In [0]:
import numpy as np
import pandas as pd

In [0]:
movies = pd.read_csv("/content/drive/My Drive/datasets/movies.csv")
ratings = pd.read_csv("/content/drive/My Drive/datasets/ratings.csv")

In [0]:
ratings = ratings.drop(columns=['timestamp'])

In [0]:
count = len(ratings)
preferences = {}

In [0]:
ratings_array = ratings.values

In [0]:
for i in range(count):
  userId = ratings_array[i, 0]
  movieId = ratings_array[i, 1]
  rating = ratings_array[i, 2]
    
  if userId not in preferences.keys():
    preferences[userId] = {}
    
  preferences[userId][movieId] = rating

In [0]:
def sim_pearson(preferences, person1,person2):
    
  similarity = {}

  #getting similar movie watched

  for movie in preferences[person1]:
    if movie in preferences[person2]:
      similarity[movie] = 1

  if len(similarity) == 0:
    return 0

  sum1 = np.sum([preferences[person1][movie] for movie in similarity])
  sum2 = np.sum([preferences[person2][movie] for movie in similarity])
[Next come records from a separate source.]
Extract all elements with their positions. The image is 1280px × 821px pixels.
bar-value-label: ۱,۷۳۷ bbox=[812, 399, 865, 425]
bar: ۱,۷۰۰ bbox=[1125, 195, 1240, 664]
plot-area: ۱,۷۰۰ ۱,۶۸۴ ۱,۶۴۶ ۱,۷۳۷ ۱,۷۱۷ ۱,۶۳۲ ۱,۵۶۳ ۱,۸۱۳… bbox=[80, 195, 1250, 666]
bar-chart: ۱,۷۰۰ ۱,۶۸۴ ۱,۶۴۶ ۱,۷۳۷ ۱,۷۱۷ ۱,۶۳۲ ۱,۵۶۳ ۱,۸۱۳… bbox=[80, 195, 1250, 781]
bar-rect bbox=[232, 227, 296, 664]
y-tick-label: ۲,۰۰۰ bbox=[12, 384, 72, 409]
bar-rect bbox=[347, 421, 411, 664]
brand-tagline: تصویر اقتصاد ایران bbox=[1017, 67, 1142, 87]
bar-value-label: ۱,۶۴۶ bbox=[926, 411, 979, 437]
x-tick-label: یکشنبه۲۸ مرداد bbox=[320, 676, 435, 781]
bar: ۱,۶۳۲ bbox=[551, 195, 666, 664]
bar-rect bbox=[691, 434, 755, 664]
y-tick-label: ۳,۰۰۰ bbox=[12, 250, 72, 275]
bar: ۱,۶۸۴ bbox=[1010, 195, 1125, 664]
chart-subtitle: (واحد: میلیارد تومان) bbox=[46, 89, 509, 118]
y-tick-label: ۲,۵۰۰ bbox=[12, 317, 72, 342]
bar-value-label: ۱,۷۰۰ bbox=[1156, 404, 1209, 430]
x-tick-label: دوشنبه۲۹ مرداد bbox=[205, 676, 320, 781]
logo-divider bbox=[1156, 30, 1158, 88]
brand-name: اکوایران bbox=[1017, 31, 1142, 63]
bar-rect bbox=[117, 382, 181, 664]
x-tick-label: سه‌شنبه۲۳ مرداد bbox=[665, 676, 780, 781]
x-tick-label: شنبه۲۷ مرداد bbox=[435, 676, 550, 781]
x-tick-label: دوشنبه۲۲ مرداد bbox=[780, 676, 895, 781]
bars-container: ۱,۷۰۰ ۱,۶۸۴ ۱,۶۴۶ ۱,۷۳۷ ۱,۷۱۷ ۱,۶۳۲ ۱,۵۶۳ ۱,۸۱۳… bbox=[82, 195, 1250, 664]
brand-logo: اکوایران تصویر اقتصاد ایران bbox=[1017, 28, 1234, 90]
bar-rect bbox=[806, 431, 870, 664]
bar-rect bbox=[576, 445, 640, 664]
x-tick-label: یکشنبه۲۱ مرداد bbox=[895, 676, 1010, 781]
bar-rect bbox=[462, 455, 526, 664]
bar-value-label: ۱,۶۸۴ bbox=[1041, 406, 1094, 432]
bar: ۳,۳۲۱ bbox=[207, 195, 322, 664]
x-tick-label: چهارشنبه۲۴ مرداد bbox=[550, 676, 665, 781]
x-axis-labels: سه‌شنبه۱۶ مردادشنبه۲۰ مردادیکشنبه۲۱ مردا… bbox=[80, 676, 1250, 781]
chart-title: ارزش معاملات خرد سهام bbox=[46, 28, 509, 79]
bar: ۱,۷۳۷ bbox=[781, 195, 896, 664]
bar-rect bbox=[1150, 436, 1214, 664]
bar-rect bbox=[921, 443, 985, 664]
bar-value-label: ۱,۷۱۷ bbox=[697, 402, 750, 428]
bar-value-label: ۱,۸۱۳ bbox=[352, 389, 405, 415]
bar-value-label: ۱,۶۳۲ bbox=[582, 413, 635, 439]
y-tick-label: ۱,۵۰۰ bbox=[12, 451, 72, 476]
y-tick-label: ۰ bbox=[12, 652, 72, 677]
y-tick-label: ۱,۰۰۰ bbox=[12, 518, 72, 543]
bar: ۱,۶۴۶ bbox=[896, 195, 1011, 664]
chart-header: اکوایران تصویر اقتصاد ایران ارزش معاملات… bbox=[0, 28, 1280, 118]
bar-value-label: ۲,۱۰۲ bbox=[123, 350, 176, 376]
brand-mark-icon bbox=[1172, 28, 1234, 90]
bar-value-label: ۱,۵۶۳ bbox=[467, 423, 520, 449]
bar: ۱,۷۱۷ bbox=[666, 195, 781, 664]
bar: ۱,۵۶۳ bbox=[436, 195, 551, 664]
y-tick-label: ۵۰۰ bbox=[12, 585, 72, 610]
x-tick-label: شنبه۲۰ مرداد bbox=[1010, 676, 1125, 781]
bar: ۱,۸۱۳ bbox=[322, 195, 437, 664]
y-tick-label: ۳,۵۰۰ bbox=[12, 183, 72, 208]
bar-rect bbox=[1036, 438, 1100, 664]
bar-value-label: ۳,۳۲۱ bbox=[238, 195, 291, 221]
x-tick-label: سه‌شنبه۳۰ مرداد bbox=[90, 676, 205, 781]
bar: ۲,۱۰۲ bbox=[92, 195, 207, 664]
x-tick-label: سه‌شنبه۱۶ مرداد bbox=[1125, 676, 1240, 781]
  sum1sq = np.sum([np.power(preferences[person1][movie],2) for movie in similarity])
  sum2sq = np.sum([np.power(preferences[person2][movie],2) for movie in similarity])

  pSum = np.sum([preferences[person1][movie] * preferences[person2][movie] for movie in similarity])

  num = pSum - (sum1 * sum2/len(similarity))
  den = np.sqrt((sum1sq - np.power(sum1,2)/len(similarity))*(sum2sq - np.power(sum2,2)/len(similarity)))
  if den == 0:
    return 0

  r = num/den

  return r

In [0]:
def top_matches(preferences, person, n = 5, similarity = sim_pearson):
    
  scores = [(similarity(preferences,person,reviewer),reviewer) for reviewer in preferences if reviewer != person]

  scores.sort()
  scores.reverse()
  return scores[:n]

In [0]:
top_match = top_matches(preferences,1)

In [0]:
top_match

[(1.000000000000016, 550.0),
 (1.0, 598.0),
 (1.0, 333.0),
 (1.0, 146.0),
 (1.0, 106.0)]

In [0]:
def recommendations(preferences, person, similarity = sim_pearson):
  total = {}
  simsum = {}

  for reviwer in preferences:
    if reviwer == person:
      continue
    sim = similarity(preferences,person,reviwer)
      
    if sim <= 0:
      continue
    for movie in preferences[reviwer]:
          
      if movie not in preferences[person] or preferences[person][movie] == 0:
        total.setdefault(movie,0)
        total[movie] += preferences[reviwer][movie] * sim
              
        simsum.setdefault(movie,0)
        simsum[movie] += sim
              
  ranks = [(total/simsum[movie],movie) for movie,total in total.items()]

  ranks.sort()
  ranks.reverse()

  return ranks[:10],person

In [0]:
movies_array = movies.values

In [0]:
top_rec,user = recommendations(preferences,1)

In [0]:
movies_list = []

for i in top_rec:
    for j in range(len(movies_array)):
        if i[1] == movies_array[j][0]:
            movies_list.append(movies_array[j])

In [0]:
print("Top Recommendations for you:\n")
for i in movies_list:
  print(i[1])

Top Recommendations for you:

Rivers and Tides (2001)
Come and See (Idi i smotri) (1985)
Belle époque (1992)
Won't You Be My Neighbor? (2018)
Loving Vincent (2017)
Black Mirror
Bobik Visiting Barbos (1977)
In the blue sea, in the white foam. (1984)
On the Trail of the Bremen Town Musicians (1973)
Gena the Crocodile (1969)